Penggunaan “pasepan” menegaskan bahwa tarian ini simbolis dalam menyambut rasa syukur kepada Ida Sang Hyang Widhi Wasa atas segala anugerah yang diterima.

Maskot Desa 

Luh Widarti menjelaskan bahwa awalnya pertunjukan ini hanya terbatas di Desa Mentigi sebagai bagian dari upacara keagamaan. Sekarang, Pendet Pasepan diakui sebagai maskot resmi Desa Pakraman Batununggul.

Pengakuan ini melibatkan serangkaian prosesi keagamaan yang disebut “pasupati,” sebuah ritual sakral dalam keyakinan Hindu Bali untuk memohon kekuatan magis pada benda atau budaya tertentu kepada Sanghyang Pasupati.

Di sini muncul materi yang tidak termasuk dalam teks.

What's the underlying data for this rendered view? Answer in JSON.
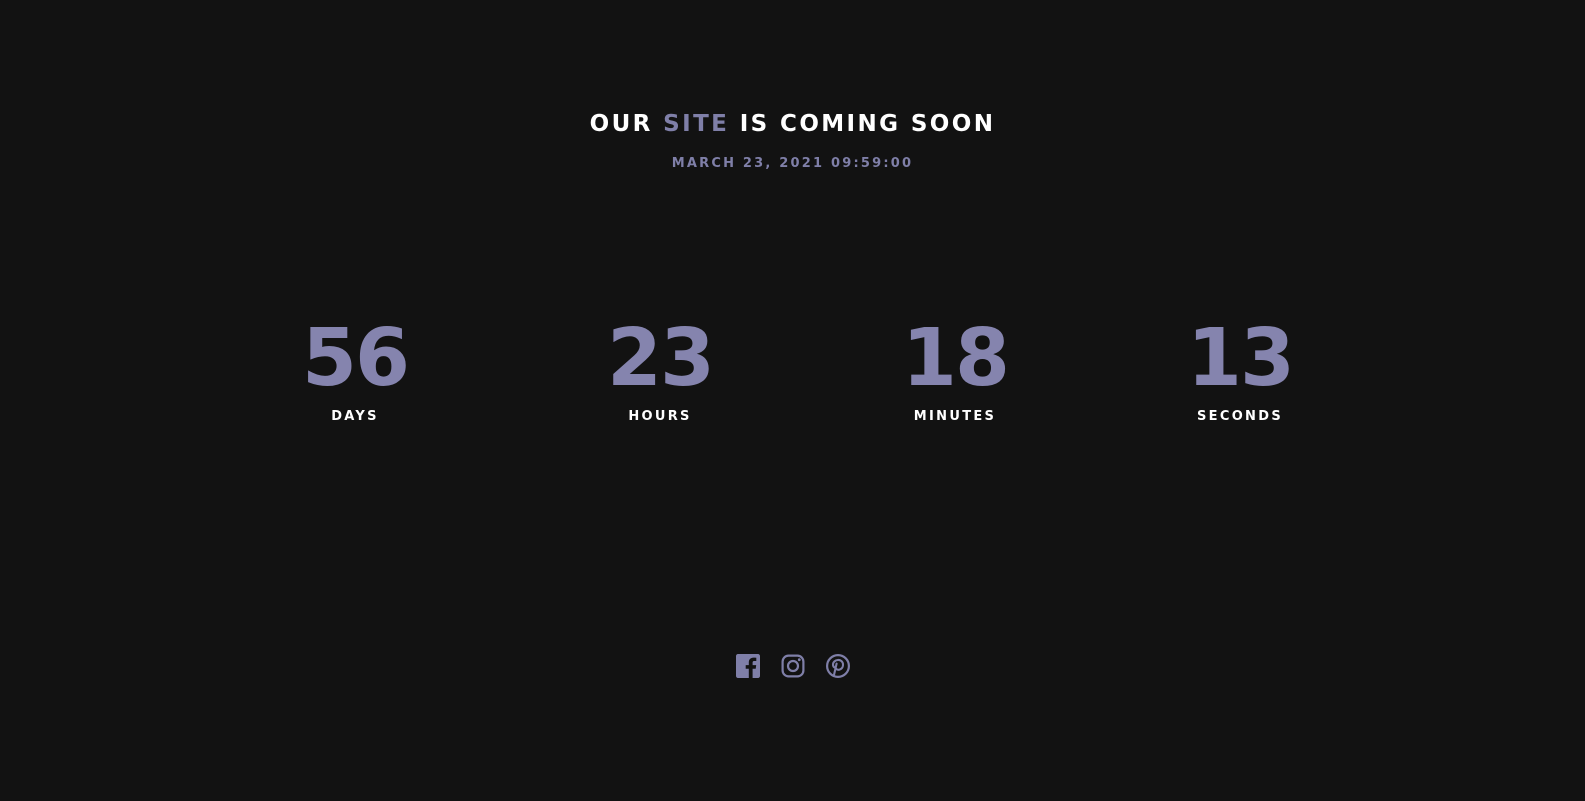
{
  "heading": {
    "prefix": "OUR ",
    "accent": "SITE",
    "suffix": " IS COMING SOON"
  },
  "launch_date": "MARCH 23, 2021 09:59:00",
  "countdown": [
    {
      "value": "56",
      "label": "DAYS"
    },
    {
      "value": "23",
      "label": "HOURS"
    },
    {
      "value": "18",
      "label": "MINUTES"
    },
    {
      "value": "13",
      "label": "SECONDS"
    }
  ],
  "social": [
    {
      "icon": "facebook-icon"
    },
    {
      "icon": "instagram-icon"
    },
    {
      "icon": "pinterest-icon"
    }
  ],
  "colors": {
    "background": "#121212",
    "accent": "#7f7fa8",
    "text": "#ffffff"
  }
}
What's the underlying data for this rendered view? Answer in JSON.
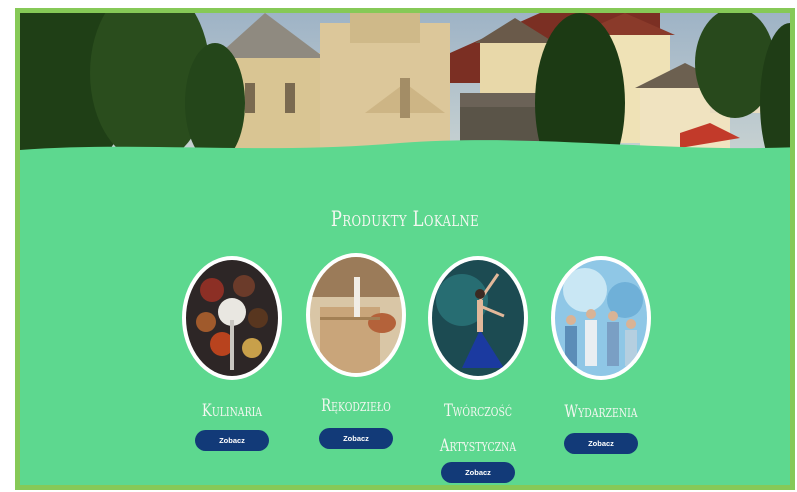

Setelah diresmikan sebagai maskot, tarian ini hanya dapat dipertunjukkan di Desa Pakraman Batununggul, melibatkan penari dari lima banjar adat: Banjar Mentigi, Sampalan, Geria Tengah, Batununggul, dan Banjar Tainbesi.

Pendet Pasepan tidak hanya memprioritaskan ragam gerak, tetapi juga mengedepankan prinsip kolaborasi dengan melibatkan penari dari berbagai kelompok usia, mulai dari anak-anak hingga dewasa. Para penari bersifat sukarela atau “ngayah,” mencerminkan nilai-nilai Tri Hita Karana.

Durasi pertunjukan ini terbatas hingga 5 menit, diiringi oleh terompong dalam gamelan khas Bali. Koordinator dan pencetus Pendet Pasepan, Luh Widarti, berharap agar tarian ini semakin diterima dan diakui oleh masyarakat umum.

Melalui Pendet Pasepan, unsur budaya, magis, dan pariwisata diharapkan menjadi pilar kuat dalam mempromosikan daya tarik Pulau Bali, khususnya melalui Desa Pakraman Batununggul di Nusa Penida, Klungkung.